Katsuhiko Matsuyama1, Hirotaka Watanuki1, Masato Tochii1, Kayo Sugiyama1.   

Abstract

A 52-year-old man presented with temporal haemoptysis and chest pain 6 months after radiofrequency catheter ablation for atrial fibrillation. Computed tomography revealed severe stenosis in the left upper pulmonary vein (PV) and complete occlusion of the left lower PV. A modified sutureless repair of the left PV obstruction was successfully performed. This modified procedure provides a feasible, safe and effective means of treating PV obstruction, even in cases with distal extension of stenosis.
© The Author(s) 2022. Published by Oxford University Press on behalf of the European Association for Cardio-Thoracic Surgery.

Entities:  

Keywords:  Catheter ablation; Pulmonary vein obstruction; Sutureless repair

Mesh:

Year:  2022        PMID: 35389491      PMCID: PMC9297515          DOI: 10.1093/icvts/ivac097

Source DB:  PubMed          Journal:  Interact Cardiovasc Thorac Surg        ISSN: 1569-9285


INTRODUCTION

The incidence of pulmonary vein (PV) stenosis following radiofrequency catheter ablation of atrial fibrillation is ∼1% [1]. Clinical symptoms of PV stenosis include dyspnoea, cough, haemoptysis, chest pain and recurrent lung infection with severe PV stenosis potentially being life-threatening. Percutaneous intervention for PV stenosis is associated with a high incidence of PV restenosis [2, 3]. Several surgical approaches have been recently described to treat this pathology [4-7]. Herein, we report a case of modified surgical repair for complex left PV stenosis and occlusion.

CASE REPORT

A 52-year-old man diagnosed with temporal haemoptysis, chest pain and low-grade fever was admitted to our hospital.

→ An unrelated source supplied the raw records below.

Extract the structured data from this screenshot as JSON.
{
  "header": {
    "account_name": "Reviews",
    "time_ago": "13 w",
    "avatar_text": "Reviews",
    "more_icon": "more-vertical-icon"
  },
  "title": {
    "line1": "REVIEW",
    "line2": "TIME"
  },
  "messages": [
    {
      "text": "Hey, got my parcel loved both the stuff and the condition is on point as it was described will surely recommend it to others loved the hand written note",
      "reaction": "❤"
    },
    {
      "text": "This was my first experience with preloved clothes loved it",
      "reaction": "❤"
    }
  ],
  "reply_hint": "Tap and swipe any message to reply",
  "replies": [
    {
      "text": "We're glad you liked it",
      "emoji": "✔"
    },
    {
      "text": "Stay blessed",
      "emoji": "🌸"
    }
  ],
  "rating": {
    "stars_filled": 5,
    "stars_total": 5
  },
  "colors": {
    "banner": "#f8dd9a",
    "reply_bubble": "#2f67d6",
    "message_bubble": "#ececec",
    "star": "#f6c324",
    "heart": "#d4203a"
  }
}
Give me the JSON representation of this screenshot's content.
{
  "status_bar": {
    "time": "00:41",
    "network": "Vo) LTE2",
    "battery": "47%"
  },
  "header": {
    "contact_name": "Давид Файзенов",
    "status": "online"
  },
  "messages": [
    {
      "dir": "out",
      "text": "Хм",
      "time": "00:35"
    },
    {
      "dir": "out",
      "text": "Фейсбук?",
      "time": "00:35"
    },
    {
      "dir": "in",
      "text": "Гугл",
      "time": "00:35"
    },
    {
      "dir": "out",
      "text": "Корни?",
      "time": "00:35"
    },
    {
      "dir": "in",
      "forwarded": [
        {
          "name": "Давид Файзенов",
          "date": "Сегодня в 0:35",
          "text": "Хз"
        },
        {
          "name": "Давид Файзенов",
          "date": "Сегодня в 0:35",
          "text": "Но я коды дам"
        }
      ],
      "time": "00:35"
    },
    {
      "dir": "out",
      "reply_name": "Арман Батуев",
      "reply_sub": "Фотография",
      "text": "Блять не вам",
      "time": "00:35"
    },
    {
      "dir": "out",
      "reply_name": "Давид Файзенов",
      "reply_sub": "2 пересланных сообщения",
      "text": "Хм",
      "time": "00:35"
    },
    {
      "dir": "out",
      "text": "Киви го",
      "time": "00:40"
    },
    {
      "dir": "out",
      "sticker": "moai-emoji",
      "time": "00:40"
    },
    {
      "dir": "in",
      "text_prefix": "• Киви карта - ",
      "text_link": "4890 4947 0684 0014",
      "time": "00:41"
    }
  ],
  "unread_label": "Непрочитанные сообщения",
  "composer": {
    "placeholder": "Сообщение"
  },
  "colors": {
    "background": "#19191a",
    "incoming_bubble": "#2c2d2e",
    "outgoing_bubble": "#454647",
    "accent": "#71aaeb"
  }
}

He had undergone radiofrequency catheter ablation for atrial fibrillation 6 months earlier. Computed tomography revealed multiple patches of consolidation in the left lower lobe with minimal pleural effusion (Fig. 1A). Three-dimensional computed tomography revealed severe stenosis and complete occlusion in the left upper and lower PVs, respectively (Fig. 1B). Perfusion scintigraphy demonstrated decreased blood and absent blood flow in the left upper and lower lobes, respectively (Fig. 1C). Echocardiography revealed normal left ventricular function and pulmonary pressure. Failing conservative management, we proceeded with surgical repair.
Figure 1:

(A) Preoperative computed tomography showing multiple consolidated patches in the left lower lobe. (B) Preoperative and postoperative three-dimensional computed tomography showing severe stenosis and complete occlusion in the left upper and lower pulmonary veins, respectively. (C) Preoperative and postoperative scintigraphy. Preoperative scintigraphy demonstrates decreased and absent blood flow in the left upper and lower lobes, respectively. Postoperative pulmonary perfusion image improved in the left upper and lower lobes.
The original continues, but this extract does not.